Il faut survitaminer le plan de relance !

Tout le bon vivre de notre belle région ne réduira pas l’angoisse des chefs d’entreprise et de leurs équipes après tant de mois de fermeture pour certains, d’horizon sombre ou d’incertitude pour les autres.

L’obstination des entrepreneurs, leur capacité à (ré)engager les salariés, mêlée à la présence forte de la puissance publique et un premier plan de relance exigeant, permettent à la majorité d’entre nous de garder la tête hors de l’eau, et préserver un tant soit peu leur moral.

De «Je ne sais pas» il y a un an, nous sommes passés à «on va peut-être y arriver». Il faut maintenant pouvoir dire «voilà où on va». Pour ce faire, deux conditions:

Un plan de relance survitaminé pour notre territoire

L’aéronautique est une grande fierté locale, nous en sommes aussi très dépendants. Le secteur est touché de plein fouet, notre région est plus sinistrée que la moyenne européenne.

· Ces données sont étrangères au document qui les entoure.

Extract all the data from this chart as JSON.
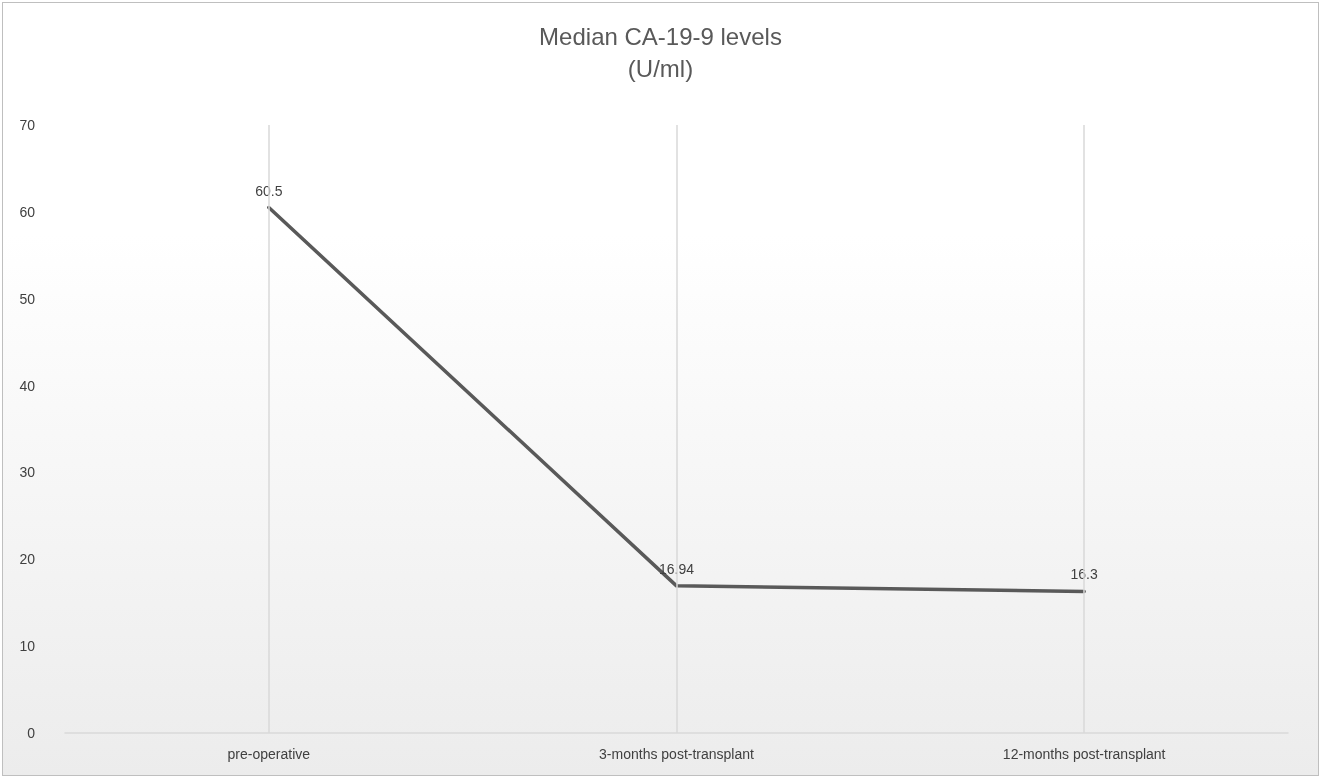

La supply chain Airbus est évidemment en première ligne, mais les secteurs indirectement dépendants en souffrent également : du sport aux commerces, de l’immobilier à la restauration, de l’hôtellerie à l’événementiel : certaines entreprises de ces secteurs dépendent à 100 % de clients aéronautiques.

Au-delà de leur sauvetage, évidemment indiscutable, il faut les aider à dessiner leur avenir, diversifier leurs portefeuilles de clients et d’activité.

Le plan de relance doit donc, entre autres à travers son offre de subventions, de prolongement de PGE, de chômage partiel étendu, de dégrèvements, de consulting, apporter davantage de vision à ces entrepreneurs du quotidien pour clairement leur donner l’oxygène indispensable à la renaissance, à la réinvention et à la vie. Le prêt participatif est une première réponse, mais insuffisante.

Le plan de relance américain est 2,5 fois supérieur au plan européen. Notre plan doit significativement être augmenté, mais à travers le prisme des territoires, de leurs expertises et éventuelles dépendances.

Une fiscalité locale beaucoup plus dynamique et attractive

Toulouse compte encore parmi les métropoles dont le taux de CVAE est le plus fort de France. Cet impôt, dit «impôt de production» s’appuie sur une assiette sans lien direct avec les performances ou la rentabilité de l’entreprise, c’est donc un impôt idiot, déjà, qu’il faut réformer dans sa structure.

Mais la première étape serait d’en faire un outil de dynamisme économique et d’attractivité pour prouver l’envie de notre région de faire mieux que les autres, attirer et retenir les meilleurs. J’attends donc de nos élus un volontarisme clair sur les taux, et partout où la loi leur permet d’agir.

La réussite de la relance sera, je l’ai déjà dit, une affaire d’équipe : les entrepreneurs et leur obstination raisonnée, l’Europe et son projet politique affirmé, la France et son envie survitaminée, notre territoire et son énergie décuplée.